Fei Liu wrote:
unsigned int compute_steps(int n){
// shortcut to retrieve memorized steps[n]
if(steps[n])
return steps[n];
if(n == 1) return 1;
if(n%2)
n = 3*n+1;
else
n = n/2;
cout << ' ' << n;
// shortcut to memorize steps[n]
steps[n] = compute_steps(n);
return steps[n] + 1;
}
I presume that the "cout <<" is only there for debug / testing; it will
probably be slower than the rest of the code, so remove it.
Hopefully your compiler will do tail recursion optimisation. But maybe
it won't, for some reason. You might prefer to use explicit iteration
rather than recursion to be on the safe side.

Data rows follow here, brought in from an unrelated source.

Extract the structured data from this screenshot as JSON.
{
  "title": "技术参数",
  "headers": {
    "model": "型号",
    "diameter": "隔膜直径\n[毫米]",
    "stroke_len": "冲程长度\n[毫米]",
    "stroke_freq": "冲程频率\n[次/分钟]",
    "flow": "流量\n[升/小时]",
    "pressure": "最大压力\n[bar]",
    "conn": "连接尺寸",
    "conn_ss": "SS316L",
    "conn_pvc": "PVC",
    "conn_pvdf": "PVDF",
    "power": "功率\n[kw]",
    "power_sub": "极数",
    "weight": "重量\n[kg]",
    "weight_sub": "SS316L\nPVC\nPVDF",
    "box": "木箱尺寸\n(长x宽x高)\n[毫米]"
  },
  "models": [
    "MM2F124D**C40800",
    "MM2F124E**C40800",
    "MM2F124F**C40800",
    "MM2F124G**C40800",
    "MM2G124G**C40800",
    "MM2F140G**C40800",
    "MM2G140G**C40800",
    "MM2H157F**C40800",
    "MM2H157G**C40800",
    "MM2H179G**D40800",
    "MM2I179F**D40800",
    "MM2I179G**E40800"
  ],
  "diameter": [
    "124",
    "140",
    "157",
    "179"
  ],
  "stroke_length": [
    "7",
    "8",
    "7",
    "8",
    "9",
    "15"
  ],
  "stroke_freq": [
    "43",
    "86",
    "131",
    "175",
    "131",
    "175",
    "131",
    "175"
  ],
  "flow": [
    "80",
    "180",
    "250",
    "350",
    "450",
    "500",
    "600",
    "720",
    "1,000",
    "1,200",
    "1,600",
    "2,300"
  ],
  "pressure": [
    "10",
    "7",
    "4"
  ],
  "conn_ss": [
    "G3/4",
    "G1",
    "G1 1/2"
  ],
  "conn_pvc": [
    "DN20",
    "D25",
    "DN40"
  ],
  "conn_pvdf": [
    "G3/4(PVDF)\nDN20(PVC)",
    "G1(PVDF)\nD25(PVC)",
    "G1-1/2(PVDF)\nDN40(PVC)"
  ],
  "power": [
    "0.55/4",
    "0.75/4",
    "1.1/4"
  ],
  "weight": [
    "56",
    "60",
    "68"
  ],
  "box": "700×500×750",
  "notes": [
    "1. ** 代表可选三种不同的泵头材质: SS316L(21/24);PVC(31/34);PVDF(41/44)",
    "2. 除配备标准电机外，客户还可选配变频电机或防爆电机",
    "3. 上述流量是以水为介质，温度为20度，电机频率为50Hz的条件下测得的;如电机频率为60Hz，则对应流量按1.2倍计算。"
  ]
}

You have two calls to hashmap::operator[] for each value of n. Maybe
the compiler can optimise the second away (CSE), but I would not rely on
that.
Most of the time will be spent in the hash-map operations. You might
try to re-design the algorithm so that there are fewer of them. For
example, you might choose to do the hash-map lookup only once every x
iterations. This means that you will do a few more cycles of the 3n+1
arithmetic than are necessary, but that is balanced against the smaller
number of hash-map lookups. Adjust x until you find a good value.
If n is odd, then 3*n+1 will be even (I think!). So after a 3*n+1 step
you will always do an n/2 step. By doing this explicitly you avoid one
odd-even test:
while (...) {
if (n%2) {
n = 3*n+1;
steps++;
}
n = n/2;
steps++;
...
}
I have a feeling that the algorithm can be unrolled to do more than one
step at a time as follows:
switch (n%4) {
case 0: n = n/4; break;
case 1: n = (3*n+1)/2; break;
case 2: n = 3*(n/2)+1; break;
case 3: n = (3*n+1)/2; break;
}
steps += 2;
I think that you can extend this to process many bits, but it's not
certain that it will actually be any faster. It's worth trying though;
I wrote some code to reverse the bits in a word and used an
8-bits-per-iteration lookup table, which was a lot faster than the naive
code.
Most of your hash-map lookups are actually just to test for the presence
of a value. For this some sort of bit-set or bit-vector might be
preferable. Consider using an int or int64 or larger to store 32 or 64
"steps known" flags, and store these ints in some sort of map.
You might also like to look inside your hashmap implementation and see
how it could be improved.
The performance will be influenced greatly by how the code is used,
especially how high the hit rate is in your hashmap.
Don't forget to use all of your compiler's optimisation settings,
including profile-driven optimisation, and to use profiling to see where
the time is actually spent.
Do let us know how you get on.
Phil.
1. Use iteration instead of recursion to avoid function call
2. Drop boost::filesystem, use simpler fstream interface
3. I like the idea of using an bitarray to represent known/unknown result
4. Prefer unordered_map to hash_map
5. Body of main is too long, split up to smaller pieces
6. Optimize the algorithm